Our data online is really a silhouette of who we are—pieces of our literal identities, like our home addresses, cell phone numbers, social securities numbers and bank accounts combined with things like emails and Facebook messages make up a collection of most things we’ve ever said or done online.
If the content of any of those emails or messages were to get wrapped up in a security breach, someone could easily take something out of context. That’s what happened to Simone’s coworkers after their company was part of a data breach. Tens of thousands of emails were leaked and made searchable online. Those emails included a ton of personal information, from addresses and schedules to direct deposit information and all the makings of an identity theft nightmare. Those emails also included a different kind of personal information: jokes, complaints, arguments, plans for potlucks and even recipes.
“We didn’t take ourselves too seriously,” Simone said, reminiscing about the company culture before the breach. “It was a fun environment to work for, there was a lot of joking and teasing. Each of us really took cooking kinda seriously. Everyone had their speciality. I have large barbeques, and people swear: ‘you have got to start selling your BBQ sauce.’”
One of the emails exposed in the breach contained a recipe Simone had shared after one of those barbeques—not her office-famous BBQ sauce recipe (that one is still safe), but her secret mix of seasonings for grilling.
Ingredients + Instructions
Fill a spice bottle like this:
1/2 bottle with ground black pepper
1/4 bottle with Tony Cheshire's Original Creole mix
The rest are evenly divided between the remaining 1/4 of the bottle left:
Goyo Abodo Poultry Spice (Add a little bit more of this than the the onion and garlic.)
Cayenne pepper (Use to spice it up or not. Make sure you use some though)
Make sure you sprinkle a LOT on on both sides and press into the ribs, chicken, or other grillables. Best to let the spices sit overnight for super tastiness.

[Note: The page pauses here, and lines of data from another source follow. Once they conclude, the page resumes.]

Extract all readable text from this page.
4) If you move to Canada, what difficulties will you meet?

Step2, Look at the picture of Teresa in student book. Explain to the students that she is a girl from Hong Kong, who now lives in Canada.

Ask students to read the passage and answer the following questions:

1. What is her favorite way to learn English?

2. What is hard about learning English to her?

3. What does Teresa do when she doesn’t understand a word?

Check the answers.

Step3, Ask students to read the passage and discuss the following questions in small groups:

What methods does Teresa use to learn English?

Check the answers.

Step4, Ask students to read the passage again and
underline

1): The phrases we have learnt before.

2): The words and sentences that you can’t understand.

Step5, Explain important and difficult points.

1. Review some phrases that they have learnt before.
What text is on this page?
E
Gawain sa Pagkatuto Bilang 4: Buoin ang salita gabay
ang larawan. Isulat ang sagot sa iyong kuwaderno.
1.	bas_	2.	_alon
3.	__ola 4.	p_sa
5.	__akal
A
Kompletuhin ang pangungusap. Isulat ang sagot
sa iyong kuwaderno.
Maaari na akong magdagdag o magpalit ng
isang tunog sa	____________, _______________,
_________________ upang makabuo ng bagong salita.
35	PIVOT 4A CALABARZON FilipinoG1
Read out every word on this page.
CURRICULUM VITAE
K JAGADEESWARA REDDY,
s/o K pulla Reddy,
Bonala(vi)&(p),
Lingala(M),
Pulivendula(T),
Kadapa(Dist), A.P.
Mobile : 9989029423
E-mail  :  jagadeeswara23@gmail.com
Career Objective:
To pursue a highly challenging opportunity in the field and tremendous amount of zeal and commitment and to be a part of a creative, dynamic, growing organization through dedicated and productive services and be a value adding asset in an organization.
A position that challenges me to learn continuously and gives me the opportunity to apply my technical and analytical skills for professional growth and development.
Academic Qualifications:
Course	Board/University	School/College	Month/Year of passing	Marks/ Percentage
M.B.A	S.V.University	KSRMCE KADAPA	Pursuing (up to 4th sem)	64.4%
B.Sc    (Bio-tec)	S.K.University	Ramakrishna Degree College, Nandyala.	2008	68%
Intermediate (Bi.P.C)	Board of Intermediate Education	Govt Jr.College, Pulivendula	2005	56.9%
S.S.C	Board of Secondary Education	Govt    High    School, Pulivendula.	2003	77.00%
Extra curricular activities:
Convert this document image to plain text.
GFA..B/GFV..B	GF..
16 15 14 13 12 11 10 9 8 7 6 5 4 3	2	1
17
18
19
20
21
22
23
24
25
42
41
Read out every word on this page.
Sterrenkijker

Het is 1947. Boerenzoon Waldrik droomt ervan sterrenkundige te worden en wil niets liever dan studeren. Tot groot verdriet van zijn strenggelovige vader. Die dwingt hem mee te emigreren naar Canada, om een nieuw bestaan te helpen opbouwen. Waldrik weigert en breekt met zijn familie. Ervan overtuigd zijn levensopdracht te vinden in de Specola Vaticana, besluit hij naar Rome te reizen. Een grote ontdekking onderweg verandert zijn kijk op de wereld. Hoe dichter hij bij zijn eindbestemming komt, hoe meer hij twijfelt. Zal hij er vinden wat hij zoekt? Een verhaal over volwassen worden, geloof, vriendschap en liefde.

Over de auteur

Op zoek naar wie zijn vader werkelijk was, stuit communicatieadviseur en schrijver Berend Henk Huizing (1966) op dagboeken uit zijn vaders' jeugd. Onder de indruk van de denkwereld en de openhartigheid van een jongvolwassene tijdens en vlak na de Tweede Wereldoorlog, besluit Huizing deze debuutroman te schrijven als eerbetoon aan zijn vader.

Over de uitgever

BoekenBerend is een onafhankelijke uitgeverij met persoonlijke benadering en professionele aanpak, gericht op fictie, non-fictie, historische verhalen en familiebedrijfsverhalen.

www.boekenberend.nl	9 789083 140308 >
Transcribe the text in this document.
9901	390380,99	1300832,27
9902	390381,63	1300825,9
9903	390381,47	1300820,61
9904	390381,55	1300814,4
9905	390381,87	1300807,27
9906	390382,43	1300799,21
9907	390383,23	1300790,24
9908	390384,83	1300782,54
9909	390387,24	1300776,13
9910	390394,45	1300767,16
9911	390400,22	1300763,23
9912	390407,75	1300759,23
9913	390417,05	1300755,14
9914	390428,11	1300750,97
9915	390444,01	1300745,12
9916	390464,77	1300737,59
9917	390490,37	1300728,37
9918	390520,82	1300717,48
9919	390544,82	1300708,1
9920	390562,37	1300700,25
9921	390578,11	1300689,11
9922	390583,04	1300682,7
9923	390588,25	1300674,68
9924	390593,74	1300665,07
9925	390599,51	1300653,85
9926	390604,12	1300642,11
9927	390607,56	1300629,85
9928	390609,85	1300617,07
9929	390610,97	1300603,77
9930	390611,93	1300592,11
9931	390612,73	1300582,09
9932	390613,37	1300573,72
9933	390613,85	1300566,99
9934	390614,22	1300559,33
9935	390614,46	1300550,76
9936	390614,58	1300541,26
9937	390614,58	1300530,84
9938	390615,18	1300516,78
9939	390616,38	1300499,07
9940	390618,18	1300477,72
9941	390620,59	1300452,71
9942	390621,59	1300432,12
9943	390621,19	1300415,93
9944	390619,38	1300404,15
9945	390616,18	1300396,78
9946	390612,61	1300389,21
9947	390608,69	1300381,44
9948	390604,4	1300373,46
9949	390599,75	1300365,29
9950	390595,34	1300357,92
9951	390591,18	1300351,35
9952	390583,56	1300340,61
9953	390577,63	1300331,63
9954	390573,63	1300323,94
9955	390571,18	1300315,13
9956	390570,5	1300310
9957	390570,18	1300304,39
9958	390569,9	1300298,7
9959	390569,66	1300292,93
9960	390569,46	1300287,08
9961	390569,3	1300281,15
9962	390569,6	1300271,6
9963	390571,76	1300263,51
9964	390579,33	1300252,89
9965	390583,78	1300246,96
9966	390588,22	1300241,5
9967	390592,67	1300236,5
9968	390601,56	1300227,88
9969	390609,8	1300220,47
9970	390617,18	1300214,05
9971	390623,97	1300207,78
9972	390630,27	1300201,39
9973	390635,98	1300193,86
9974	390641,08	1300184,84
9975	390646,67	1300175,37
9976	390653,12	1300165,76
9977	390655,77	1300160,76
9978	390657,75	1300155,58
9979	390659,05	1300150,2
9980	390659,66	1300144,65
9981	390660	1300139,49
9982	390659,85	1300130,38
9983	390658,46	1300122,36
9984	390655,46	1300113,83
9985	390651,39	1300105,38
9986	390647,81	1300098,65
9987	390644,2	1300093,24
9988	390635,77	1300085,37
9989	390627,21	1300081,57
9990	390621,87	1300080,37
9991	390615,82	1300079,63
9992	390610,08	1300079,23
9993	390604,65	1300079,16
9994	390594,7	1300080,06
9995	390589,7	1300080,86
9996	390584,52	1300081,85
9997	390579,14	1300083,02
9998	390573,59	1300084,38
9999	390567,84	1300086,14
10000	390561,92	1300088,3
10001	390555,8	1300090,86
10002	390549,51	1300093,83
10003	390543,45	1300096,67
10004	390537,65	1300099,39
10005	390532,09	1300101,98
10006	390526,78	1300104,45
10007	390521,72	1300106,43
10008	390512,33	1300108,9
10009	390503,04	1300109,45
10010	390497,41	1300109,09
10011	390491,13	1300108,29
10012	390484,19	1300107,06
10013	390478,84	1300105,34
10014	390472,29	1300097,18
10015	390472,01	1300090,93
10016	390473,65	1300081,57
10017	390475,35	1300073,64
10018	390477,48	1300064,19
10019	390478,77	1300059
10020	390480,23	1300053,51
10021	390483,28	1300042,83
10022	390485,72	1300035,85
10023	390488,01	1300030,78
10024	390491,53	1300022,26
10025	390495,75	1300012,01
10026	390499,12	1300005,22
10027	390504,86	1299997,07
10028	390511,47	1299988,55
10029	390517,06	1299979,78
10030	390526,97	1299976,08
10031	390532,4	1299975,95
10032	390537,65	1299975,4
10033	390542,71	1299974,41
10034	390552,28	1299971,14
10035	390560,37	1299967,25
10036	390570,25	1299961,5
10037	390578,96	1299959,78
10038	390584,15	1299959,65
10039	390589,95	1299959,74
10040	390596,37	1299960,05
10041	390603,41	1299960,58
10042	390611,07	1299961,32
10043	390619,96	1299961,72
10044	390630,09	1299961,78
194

Though a secret, that seasoning recipe was not the most personal email to get out.
“When these emails came out it was very embarrassing.” Simone’s coworkers started to find out more than they needed to know about each other. Who got a raise and who didn’t, the details of a rough break-up, the inside jokes not everyone was a part of. Once that privacy was gone, everyone felt like they had to be more guarded around each other.
“People started to leave the company,” Simone said. “There was some bitterness there.”
On top of the emotional repercussions of having their personal information exposed to their colleagues, there was also the very real threat of having their accounts hacked or identity stolen. That threat has continued. Locking down accounts, changing passwords and enabling two-factor authentication can help prevent hacks, but once your data is out there, it can be hard to take complete control back. “There is a lot of change over of credit cards,” Simone said describing how she tries to protect herself from fraud. “Once a year, once every two years.”
This isn’t the case with most breaches. In 2018 alone there have already been over 600 data breaches with over 22 million records exposed, and in most of those cases the people affected don’t have this extreme depth of personal information exposed. However, with so many people being affected, Simone thinks empathy is one of the most important things to have when a breach does occur.
“I think it's important for people to put themselves in the shoes of someone this has happened to. you realise ‘my god that is someone whose personal information was stolen and now everything that they had privately is on the internet,’ how would I feel if that happened to me?”